We buzzed off for a moorland walk today and after parking the car we paid a visit to the nearby café for coffee. It's usually a pretty good way to begin this particular walk, but this time we chose a sausage roll to go with the coffee and Mrs H said the sausage roll was clarty. I agreed - it was certainly clarty.
It occurred to me to check if clarty is a dialect word, which apparently it is and has various meanings. Here in our bit of Derbyshire it is often used to describe food which lacks texture and ends up sticking to the teeth. Those sausage rolls were definitely clarty so we'll avoid them in future.
clarty
adjective
-ti
-er/-est
dialectal
: bedaubed with sticky dirt : DIRTY, MUDDY
also : STICKY, GOOEY
clarty
adjective
-ti
-er/-est
dialectal
: bedaubed with sticky dirt : DIRTY, MUDDY
also : STICKY, GOOEY
11 comments:
It's used North of the border as dirty, sticky, etc; a Scottish stage worse than clarty ia "mauchit".
Oop here t'other side of 'adrian's Wa' that is a very common, still used word.
And a "clart" usually a messy clart is a mucky person sorely in need of a bath and a laundramat. And does'nae keep her front door step whitened.
I think that "mingin'" is worse than "clarty"
But "bowfin'" is as far down the scale as I know.
After that you must be into forensics.
I love dialect.
I'm told (US) Twinkies are top of the league for toothstickiness.
Not used here in Sussex, although they have twenty different words for types of mud. Nor did I hear it when growing up in Luton, except perhaps from Scots and Northerners.
Anyway, it reminded me of Lindisfarne in their heyday:
"Sitting in a sleazy snack bar sucking
Sickly sausage rolls..."
Jannie - round here, mud could be described as clarty, but it would just mean sticky rather than dirty.
Doonhamer - I've heard "mingin'" here and there, but not "bowfin'". It might be interesting to make up a few dialect words and see if they spread across the web.
Sackers - I've seen them on the shelf in Tesco. I wondered if they would be any good as a treat for Granddaughter but after looking at the ingredients decided not.
Sam -
Slippin' down slowly
Slippin' down sideways
I looked it up, but that's what it felt like.
I used to enjoy the verb "to maffle" meaning to blunder, to make a cock-up. You could maffle a catch at cricket or rugby, for instance.

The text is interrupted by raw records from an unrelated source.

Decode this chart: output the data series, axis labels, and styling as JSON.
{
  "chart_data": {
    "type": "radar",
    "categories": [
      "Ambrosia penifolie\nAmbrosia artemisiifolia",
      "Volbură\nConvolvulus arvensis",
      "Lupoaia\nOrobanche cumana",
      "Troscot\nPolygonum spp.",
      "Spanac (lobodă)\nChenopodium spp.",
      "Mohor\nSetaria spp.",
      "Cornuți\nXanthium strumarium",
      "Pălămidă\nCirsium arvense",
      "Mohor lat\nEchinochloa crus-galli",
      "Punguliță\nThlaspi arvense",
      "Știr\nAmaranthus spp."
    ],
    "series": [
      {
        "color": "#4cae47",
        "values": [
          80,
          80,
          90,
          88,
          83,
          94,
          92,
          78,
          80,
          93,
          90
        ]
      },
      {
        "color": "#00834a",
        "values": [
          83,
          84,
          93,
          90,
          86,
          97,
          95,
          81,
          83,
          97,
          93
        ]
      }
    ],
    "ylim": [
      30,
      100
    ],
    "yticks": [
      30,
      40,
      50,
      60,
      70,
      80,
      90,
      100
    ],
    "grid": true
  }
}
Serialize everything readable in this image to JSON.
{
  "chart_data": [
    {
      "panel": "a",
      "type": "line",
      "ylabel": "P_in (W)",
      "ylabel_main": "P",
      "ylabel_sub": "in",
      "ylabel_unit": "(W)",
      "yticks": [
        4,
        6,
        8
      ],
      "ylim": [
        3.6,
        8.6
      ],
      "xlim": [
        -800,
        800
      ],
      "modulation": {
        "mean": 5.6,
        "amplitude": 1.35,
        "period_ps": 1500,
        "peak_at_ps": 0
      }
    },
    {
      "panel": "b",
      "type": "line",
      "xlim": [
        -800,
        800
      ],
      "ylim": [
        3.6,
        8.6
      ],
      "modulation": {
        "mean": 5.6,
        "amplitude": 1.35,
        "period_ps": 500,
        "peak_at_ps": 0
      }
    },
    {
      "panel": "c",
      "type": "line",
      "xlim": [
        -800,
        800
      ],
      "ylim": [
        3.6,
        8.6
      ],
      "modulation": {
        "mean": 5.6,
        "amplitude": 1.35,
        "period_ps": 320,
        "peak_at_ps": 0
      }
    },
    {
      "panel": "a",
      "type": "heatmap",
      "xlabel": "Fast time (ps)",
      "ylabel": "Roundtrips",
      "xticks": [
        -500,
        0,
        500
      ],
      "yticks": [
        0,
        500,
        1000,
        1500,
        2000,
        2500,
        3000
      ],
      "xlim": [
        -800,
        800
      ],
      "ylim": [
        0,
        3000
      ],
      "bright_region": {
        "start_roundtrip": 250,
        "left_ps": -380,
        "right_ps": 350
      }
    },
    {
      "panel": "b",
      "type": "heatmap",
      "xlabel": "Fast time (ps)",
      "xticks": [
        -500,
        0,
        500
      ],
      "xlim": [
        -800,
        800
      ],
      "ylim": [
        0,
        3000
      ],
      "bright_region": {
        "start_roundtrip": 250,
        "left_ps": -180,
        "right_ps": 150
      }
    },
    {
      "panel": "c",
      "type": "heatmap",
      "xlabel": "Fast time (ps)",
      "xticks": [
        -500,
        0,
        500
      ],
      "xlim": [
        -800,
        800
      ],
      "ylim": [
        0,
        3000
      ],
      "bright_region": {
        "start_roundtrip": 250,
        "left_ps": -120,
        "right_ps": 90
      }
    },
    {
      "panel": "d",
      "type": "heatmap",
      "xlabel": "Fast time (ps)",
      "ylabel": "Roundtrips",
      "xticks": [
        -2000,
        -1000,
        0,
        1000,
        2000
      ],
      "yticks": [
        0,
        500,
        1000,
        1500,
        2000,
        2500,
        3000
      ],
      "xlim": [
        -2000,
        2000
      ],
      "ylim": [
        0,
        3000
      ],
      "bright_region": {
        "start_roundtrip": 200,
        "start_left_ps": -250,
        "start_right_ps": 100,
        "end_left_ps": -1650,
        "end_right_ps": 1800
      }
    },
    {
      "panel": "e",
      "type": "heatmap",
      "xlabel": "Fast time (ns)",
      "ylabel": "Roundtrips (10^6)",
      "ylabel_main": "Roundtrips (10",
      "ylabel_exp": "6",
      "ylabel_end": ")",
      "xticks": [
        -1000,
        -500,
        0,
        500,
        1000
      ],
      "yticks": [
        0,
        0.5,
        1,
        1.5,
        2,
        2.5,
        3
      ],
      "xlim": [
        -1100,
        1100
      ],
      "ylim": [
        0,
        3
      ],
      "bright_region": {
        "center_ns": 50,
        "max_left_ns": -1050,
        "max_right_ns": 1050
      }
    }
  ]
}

It proved especially useful when MinAg was called MAFF. They maffled everything.
I also liked "glaur" which is sticky mud. And "slooter" which is a not very viscous slurry. And "foosty", the degraded state reached by, for instance, rubber which has seen too much light and oxygen.
I also admired the distinction between "snot" and "snotter", the latter being the runny kind and the former the sticky.
Above all, when we started French at school we revelled in answering the question direct with "Je ne dinna ken pas, Sir".
As a native of the North East, currently living in the South, "claggy" is a word I often have to explain.
Penseivat
Penseivat - here in Derbyshire, I'm familiar with the word 'claggy'. I assume people know what I mean, but perhaps that's not always the case.
dearieme - I've never heard of any of those except "snot",but not "snotter". I like "Je ne dinna ken pas, Sir", although I'd never have said anything like that to our French teacher. He was quite scary.